Thody in the jet bridge. "I was standing in front of my first plane for the first leg of CA IOE. Beyond elated, so grateful, and SO EXCITED!!"

Thody in the jet bridge. “I was standing in front of my first plane for the first leg of CA IOE. Beyond elated, so grateful, and SO EXCITED!!”

As many people in the airline industry know, a lot of conversations happen between on-duty pilots and pilots jumpseating on flights. Thankfully for Captain Alissa Thody, and for PSA Airlines, these conversations can often be career changing.

“One year ago, I had never heard of PSA,” explains Captain Thody. Thody was in the right seat at that time, flying for another regional carrier, when a jumpseating PSA pilot gave her the rundown on his own experience at PSA and how maybe it would be a good move for her too. After seven and half years at that carrier, with capped FO pay and retracted upgrade opportunities resulting from a merger, it was an easy decision.

Captain Thody’s story went a bit differently at PSA. “I went into FO training studying. I never quit studying. If I had a break, I instructed. I stayed current on policies and procedures. I was always preparing for upgrade.” This paid off for Thody when at the tail end of her FO training track, out on her IOE, she received her upgrade class date. “They don’t hold your hand in upgrade. Or anywhere in our training program. There’s no compromising safety. Don’t put in for upgrade unless you’re ready to upgrade.”

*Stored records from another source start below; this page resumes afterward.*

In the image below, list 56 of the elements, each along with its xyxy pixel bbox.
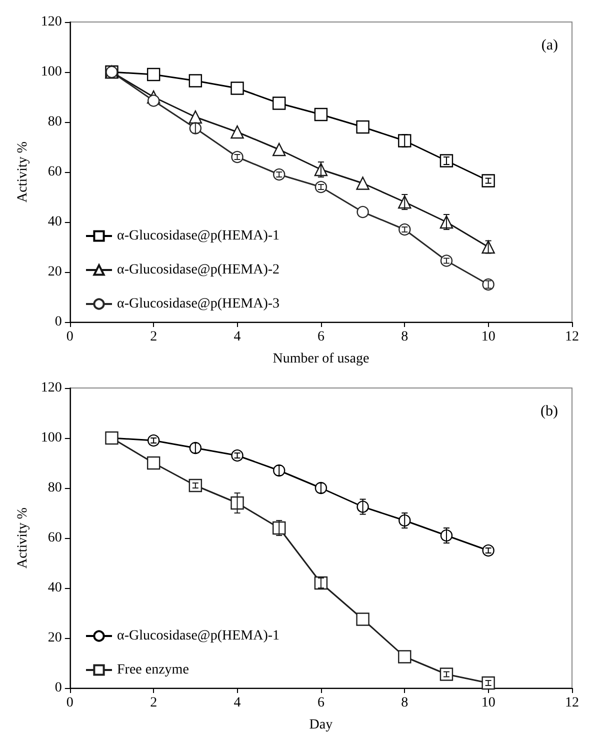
x-tick-label: 6 [317,330,324,344]
y-tick-label: 120 [40,14,62,30]
x-tick-label: 0 [66,330,74,344]
y-tick-label: 100 [40,430,62,446]
point [356,176,370,190]
y-tick-label: 20 [48,264,62,280]
x-tick-label: 2 [150,696,158,710]
y-tick-label: 60 [48,164,62,180]
legend-label: α-Glucosidase@p(HEMA)-3 [117,296,280,312]
x-tick-label: 2 [150,330,158,344]
y-tick-label: 20 [48,630,62,646]
annotation: (a) [541,38,558,54]
point [188,110,202,124]
point [272,96,286,110]
point [230,82,244,95]
x-tick-label: 6 [317,696,324,710]
y-tick-label: 80 [48,114,62,130]
y-tick-label: 80 [48,480,62,496]
point [230,496,244,510]
legend-label: Free enzyme [117,662,189,678]
x-tick-label: 4 [234,696,241,710]
annotation: (b) [540,404,558,420]
y-tick-label: 100 [40,64,62,80]
point [272,521,286,535]
point [398,650,412,664]
y-tick-label: 0 [54,314,62,330]
legend-label: α-Glucosidase@p(HEMA)-1 [117,228,280,244]
x-axis-title: Day [309,718,333,732]
legend-label: α-Glucosidase@p(HEMA)-2 [117,262,280,278]
x-tick-label: 10 [481,330,496,344]
point [356,206,369,218]
x-tick-label: 0 [66,696,74,710]
point [314,108,328,122]
x-tick-label: 8 [401,696,408,710]
point [146,68,160,82]
x-tick-label: 4 [234,330,241,344]
y-tick-label: 120 [40,380,62,396]
y-tick-label: 40 [48,580,62,596]
point [272,142,286,156]
legend-label: α-Glucosidase@p(HEMA)-1 [117,628,280,644]
point [147,94,160,107]
y-tick-label: 60 [48,530,62,546]
x-tick-label: 8 [401,330,408,344]
point [230,125,244,139]
y-axis-title: Activity % [16,507,30,569]
point [188,74,202,88]
x-axis-title: Number of usage [272,352,370,366]
y-axis-title: Activity % [16,141,30,203]
y-tick-label: 0 [54,680,62,696]
x-tick-label: 12 [565,696,579,710]
y-tick-label: 40 [48,214,62,230]
point [356,120,370,134]
x-tick-label: 10 [481,696,496,710]
point [146,456,160,470]
point [356,612,370,626]
x-tick-label: 12 [565,330,579,344]
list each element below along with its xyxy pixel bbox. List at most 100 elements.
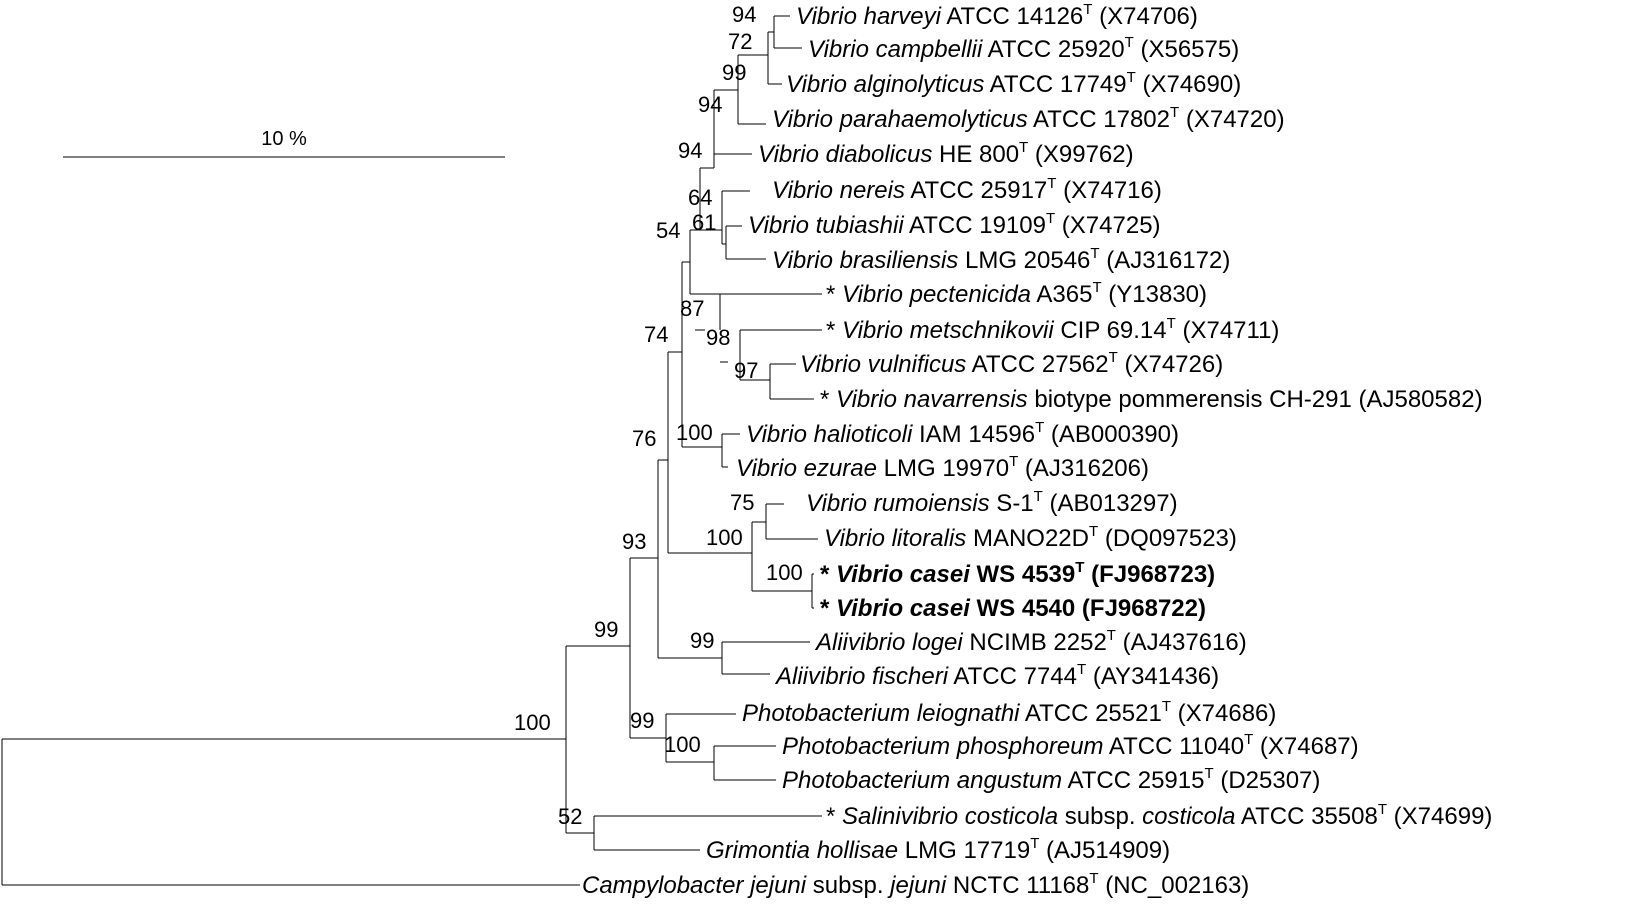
- bootstrap-value: 74: [644, 322, 668, 347]
- taxon-species: Vibrio rumoiensis: [806, 490, 990, 517]
- bootstrap-values: 94 72 99 94 94 64 61 54 87 98 97 74 100 …: [514, 2, 803, 829]
- scale-bar-label: 10 %: [261, 128, 307, 150]
- taxon-strain: WS 4540 (FJ968722): [970, 595, 1206, 622]
- taxon-prefix: *: [820, 561, 836, 588]
- taxon-label: * Vibrio casei WS 4539T (FJ968723): [820, 559, 1215, 588]
- bootstrap-value: 75: [730, 490, 754, 515]
- type-strain-mark: T: [1083, 1, 1092, 18]
- bootstrap-value: 99: [690, 628, 714, 653]
- taxon-subspecies: costicola: [1142, 803, 1235, 830]
- taxon-species: Photobacterium phosphoreum: [782, 733, 1104, 760]
- taxon-strain: MANO22D: [966, 525, 1089, 552]
- bootstrap-value: 52: [558, 804, 582, 829]
- taxon-strain: WS 4539: [970, 561, 1075, 588]
- taxon-label: Aliivibrio fischeri ATCC 7744T (AY341436…: [774, 661, 1219, 690]
- taxon-label: Vibrio alginolyticus ATCC 17749T (X74690…: [786, 69, 1241, 98]
- taxon-label: Vibrio tubiashii ATCC 19109T (X74725): [748, 210, 1161, 239]
- bootstrap-value: 54: [656, 218, 680, 243]
- taxon-accession: (AY341436): [1086, 663, 1219, 690]
- taxon-label: * Vibrio pectenicida A365T (Y13830): [826, 279, 1207, 308]
- taxon-strain: ATCC 17749: [984, 71, 1126, 98]
- type-strain-mark: T: [1046, 210, 1055, 227]
- bootstrap-value: 61: [692, 210, 716, 235]
- taxon-species: Vibrio litoralis: [824, 525, 966, 552]
- type-strain-mark: T: [1125, 34, 1134, 51]
- bootstrap-value: 100: [766, 560, 803, 585]
- taxon-species: Vibrio navarrensis: [836, 386, 1028, 413]
- bootstrap-value: 64: [688, 185, 712, 210]
- taxon-accession: (X74686): [1171, 700, 1276, 727]
- taxon-prefix: *: [820, 595, 836, 622]
- type-strain-mark: T: [1077, 661, 1086, 678]
- type-strain-mark: T: [1378, 801, 1387, 818]
- bootstrap-value: 99: [630, 708, 654, 733]
- taxon-label: Vibrio litoralis MANO22DT (DQ097523): [824, 523, 1237, 552]
- bootstrap-value: 99: [594, 617, 618, 642]
- type-strain-mark: T: [1047, 175, 1056, 192]
- taxon-accession: (D25307): [1214, 767, 1321, 794]
- bootstrap-value: 94: [678, 138, 702, 163]
- taxon-label: Grimontia hollisae LMG 17719T (AJ514909): [706, 835, 1170, 864]
- taxon-strain: subsp.: [1058, 803, 1142, 830]
- taxon-strain: HE 800: [932, 141, 1019, 168]
- taxon-species: Vibrio vulnificus: [800, 351, 966, 378]
- taxon-species: Photobacterium leiognathi: [742, 700, 1020, 727]
- taxon-strain: ATCC 35508: [1236, 803, 1378, 830]
- taxon-species: Vibrio casei: [836, 561, 971, 588]
- taxon-species: Aliivibrio fischeri: [774, 663, 949, 690]
- taxon-strain: ATCC 7744: [948, 663, 1077, 690]
- taxon-accession: (AJ316172): [1100, 247, 1231, 274]
- taxon-prefix: *: [826, 317, 842, 344]
- taxon-label: Photobacterium angustum ATCC 25915T (D25…: [782, 765, 1320, 794]
- type-strain-mark: T: [1244, 731, 1253, 748]
- type-strain-mark: T: [1109, 349, 1118, 366]
- type-strain-mark: T: [1034, 488, 1043, 505]
- bootstrap-value: 97: [734, 358, 758, 383]
- taxon-strain: subsp.: [806, 872, 890, 899]
- taxon-label: * Vibrio casei WS 4540 (FJ968722): [820, 595, 1206, 622]
- taxon-accession: (X99762): [1028, 141, 1133, 168]
- taxon-strain: ATCC 17802: [1028, 106, 1170, 133]
- type-strain-mark: T: [1107, 627, 1116, 644]
- taxon-strain: LMG 19970: [877, 455, 1009, 482]
- taxon-species: Vibrio metschnikovii: [842, 317, 1054, 344]
- bootstrap-value: 100: [664, 732, 701, 757]
- taxon-label: Vibrio ezurae LMG 19970T (AJ316206): [736, 453, 1149, 482]
- bootstrap-value: 100: [706, 525, 743, 550]
- taxon-accession: (DQ097523): [1098, 525, 1237, 552]
- taxon-accession: (X74711): [1176, 317, 1280, 344]
- taxon-species: Vibrio brasiliensis: [772, 247, 958, 274]
- type-strain-mark: T: [1089, 523, 1098, 540]
- taxon-prefix: *: [820, 386, 836, 413]
- taxon-accession: (AB000390): [1044, 421, 1179, 448]
- taxon-accession: (FJ968723): [1084, 561, 1215, 588]
- taxon-species: Vibrio harveyi: [796, 3, 942, 30]
- taxon-species: Campylobacter jejuni: [582, 872, 807, 899]
- taxon-label: Vibrio nereis ATCC 25917T (X74716): [772, 175, 1162, 204]
- taxon-label: Vibrio parahaemolyticus ATCC 17802T (X74…: [772, 104, 1285, 133]
- taxon-label: * Vibrio metschnikovii CIP 69.14T (X7471…: [826, 315, 1279, 344]
- taxon-strain: IAM 14596: [912, 421, 1035, 448]
- taxon-label: Campylobacter jejuni subsp. jejuni NCTC …: [582, 870, 1249, 899]
- taxon-accession: (NC_002163): [1099, 872, 1250, 899]
- taxon-label: Vibrio campbellii ATCC 25920T (X56575): [808, 34, 1239, 63]
- taxon-accession: (X74720): [1179, 106, 1284, 133]
- bootstrap-value: 76: [632, 426, 656, 451]
- taxon-strain: S-1: [990, 490, 1034, 517]
- taxon-label: Aliivibrio logei NCIMB 2252T (AJ437616): [814, 627, 1247, 656]
- taxon-species: Vibrio diabolicus: [758, 141, 932, 168]
- taxon-species: Vibrio parahaemolyticus: [772, 106, 1028, 133]
- taxon-strain: ATCC 11040: [1104, 733, 1245, 760]
- bootstrap-value: 94: [732, 2, 756, 27]
- taxon-accession: (AJ514909): [1039, 837, 1170, 864]
- taxon-accession: (X74716): [1056, 177, 1161, 204]
- type-strain-mark: T: [1127, 69, 1136, 86]
- bootstrap-value: 72: [728, 29, 752, 54]
- taxon-species: Photobacterium angustum: [782, 767, 1062, 794]
- type-strain-mark: T: [1075, 559, 1084, 576]
- taxon-label: * Salinivibrio costicola subsp. costicol…: [826, 801, 1492, 830]
- type-strain-mark: T: [1170, 104, 1179, 121]
- taxon-accession: (X74725): [1055, 212, 1160, 239]
- taxon-species: Vibrio casei: [836, 595, 971, 622]
- taxon-species: Vibrio alginolyticus: [786, 71, 984, 98]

So is being a captain living up to the dream? “It is so much fun. All the FOs are so positive. They know there’s a light at the end of the tunnel; eight to nine months and they’ll be upgrading, and they want to be prepared. I try to be encouraging and tell them to keep studying… They didn’t know the industry when it was stagnant, the kind of growth here at PSA is unheard of. I tell them they’re lucky.”

“I still wouldn’t have upgraded if I had stayed where I was. I’d still be living in my parents’ basement if that pilot hadn’t been singing PSA’s praises in the jumpseat. I think that says a lot about the morale here. It’s about what we’re saying when no one is listening.”